As events unfold after the start of two Ukrainian “offensive operations” (in Kherson and Kharkiv regions), it becomes possible to get a clearer picture of both Ukraine’s strategy and the reasons for Russia’s losses, writes in the American online publication “1945” (19FortyFive) military Fox News columnist Daniel L. Davis, former US Army Lieutenant Colonel.
Previous post in Topcor, based on Davis' opinion, touched on the reasons why Zelensky actually had to resort to an adventurous "double counteroffensive" with no clear strategic prospects - which quite fits the definition of "failure". But besides this, the analysis of a very well-known military expert in the United States contains a number of other, also important points.
What and how exactly was reported about the "Ukrainian offensive"
According to Davis, Zelensky and the Western mass media are “inviting” this to be presented as a kind of “struggle of equal forces”, allegedly showing Ukraine’s ability to “launch an offensive across the country” in order to oust Russian and allied forces. Nevertheless, when considering the actual results of the hostilities, it becomes obvious that such claims are greatly exaggerated.
The truth, however, is that while the Kharkiv operation was well thought out and effectively executed, exceeding all Kyiv's expectations, it involved relatively few Russian soldiers.
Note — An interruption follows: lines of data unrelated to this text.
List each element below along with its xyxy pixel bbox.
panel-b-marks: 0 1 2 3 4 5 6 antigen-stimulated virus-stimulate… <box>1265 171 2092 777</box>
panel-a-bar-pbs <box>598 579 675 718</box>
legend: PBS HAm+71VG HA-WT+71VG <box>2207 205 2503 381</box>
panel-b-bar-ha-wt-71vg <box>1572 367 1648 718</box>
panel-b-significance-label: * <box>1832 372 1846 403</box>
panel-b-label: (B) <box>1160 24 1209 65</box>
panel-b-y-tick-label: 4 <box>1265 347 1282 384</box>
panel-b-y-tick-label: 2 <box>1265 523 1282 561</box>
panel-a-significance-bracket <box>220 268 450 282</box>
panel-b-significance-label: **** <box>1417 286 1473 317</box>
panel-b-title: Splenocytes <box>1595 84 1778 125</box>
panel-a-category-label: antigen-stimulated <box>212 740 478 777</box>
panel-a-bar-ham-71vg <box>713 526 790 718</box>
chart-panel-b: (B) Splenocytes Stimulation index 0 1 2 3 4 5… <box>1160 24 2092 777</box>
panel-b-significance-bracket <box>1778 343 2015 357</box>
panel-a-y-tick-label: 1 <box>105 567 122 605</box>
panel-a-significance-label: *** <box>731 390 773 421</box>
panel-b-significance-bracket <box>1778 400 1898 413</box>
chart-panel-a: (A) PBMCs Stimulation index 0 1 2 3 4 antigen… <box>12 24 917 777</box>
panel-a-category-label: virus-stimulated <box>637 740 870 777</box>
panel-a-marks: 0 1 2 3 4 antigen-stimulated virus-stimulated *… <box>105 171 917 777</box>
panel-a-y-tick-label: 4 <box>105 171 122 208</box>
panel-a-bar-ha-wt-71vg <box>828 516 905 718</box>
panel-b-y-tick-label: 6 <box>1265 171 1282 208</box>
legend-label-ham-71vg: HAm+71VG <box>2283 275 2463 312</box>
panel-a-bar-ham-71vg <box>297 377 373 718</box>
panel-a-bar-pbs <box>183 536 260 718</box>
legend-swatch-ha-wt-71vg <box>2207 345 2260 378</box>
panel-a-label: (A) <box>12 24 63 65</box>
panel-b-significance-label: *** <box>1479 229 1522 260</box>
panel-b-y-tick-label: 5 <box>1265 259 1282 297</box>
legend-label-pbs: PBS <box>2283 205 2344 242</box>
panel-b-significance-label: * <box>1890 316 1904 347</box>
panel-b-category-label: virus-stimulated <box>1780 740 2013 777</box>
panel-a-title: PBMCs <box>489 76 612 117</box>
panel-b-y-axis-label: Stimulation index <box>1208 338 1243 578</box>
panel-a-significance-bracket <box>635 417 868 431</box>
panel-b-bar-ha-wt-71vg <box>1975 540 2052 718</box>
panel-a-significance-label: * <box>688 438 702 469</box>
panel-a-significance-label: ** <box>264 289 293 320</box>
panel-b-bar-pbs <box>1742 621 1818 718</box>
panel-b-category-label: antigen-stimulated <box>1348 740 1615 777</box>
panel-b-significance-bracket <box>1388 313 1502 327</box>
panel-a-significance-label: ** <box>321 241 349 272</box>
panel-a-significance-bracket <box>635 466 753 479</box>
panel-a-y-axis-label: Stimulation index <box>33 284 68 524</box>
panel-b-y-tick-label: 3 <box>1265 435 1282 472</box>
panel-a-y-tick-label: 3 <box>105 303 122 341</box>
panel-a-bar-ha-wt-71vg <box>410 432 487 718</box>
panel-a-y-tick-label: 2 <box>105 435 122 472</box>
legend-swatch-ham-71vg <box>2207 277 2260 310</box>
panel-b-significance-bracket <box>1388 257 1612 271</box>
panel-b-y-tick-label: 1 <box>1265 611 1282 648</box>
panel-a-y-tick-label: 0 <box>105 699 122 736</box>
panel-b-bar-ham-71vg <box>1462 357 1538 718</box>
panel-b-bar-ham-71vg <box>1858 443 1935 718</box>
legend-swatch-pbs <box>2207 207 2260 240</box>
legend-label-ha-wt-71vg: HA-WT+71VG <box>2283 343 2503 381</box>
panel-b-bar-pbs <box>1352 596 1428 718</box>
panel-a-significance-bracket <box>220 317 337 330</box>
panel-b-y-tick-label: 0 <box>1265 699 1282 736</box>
But even in this victory, the Ukrainian side suffered significant losses and combat machinery
Features of the Kherson and Kharkov operations
Kyiv has concentrated the best of Western equipment it has received, including T-72 tanks from the Czech Republic and Poland, self-propelled howitzers from Germany, multiple launch rocket systems (MLRS) from the UK, armored personnel carriers and M777 howitzers from the US, and the most trained troops in two counterattacks. groups: Kherson and Kharkov.
The Ukrainian Armed Forces (UAF) have lost a significant amount of equipment to Russian attacks over the past six months, and the total amount of all the equipment provided or promised by the West is not even a fraction of what is needed for an offensive operation in the theater of war that can actually drive Russia out. from the territory of Ukraine. However, this turned out to be enough to conduct a local counterattack, when the equipment could be concentrated in limited geographical locations.
Now, he says, there is mounting evidence that Russian troops in Kherson have largely held their ground. The Ukrainian "attack on Kherson" had only limited progress in three directions, and their troops, having gone beyond the lines of their defensive positions, suffered really heavy losses.
In the Kharkiv region, “the Russians have generally restored a stable line in the Krasny Liman area and along the Oskol River,” and the allied group continues its earlier offensive in the west of Donbass, gradually moving towards Bakhmut and Soledar.
Ukraine has regained control of a large tract of territory...While this is a great achievement, it is necessary to put these things in perspective, especially in terms of what this means for the rest of the theater of operations and the future of the entire conflict
Davis clarifies and sums it up as follows:
In the short term, neither side can claim victory. However, the longer the fighting continues, the more likely it is that Russia will emerge victorious, if only because it has the most resources and personnel, which in the history of wars often determines the ultimate success.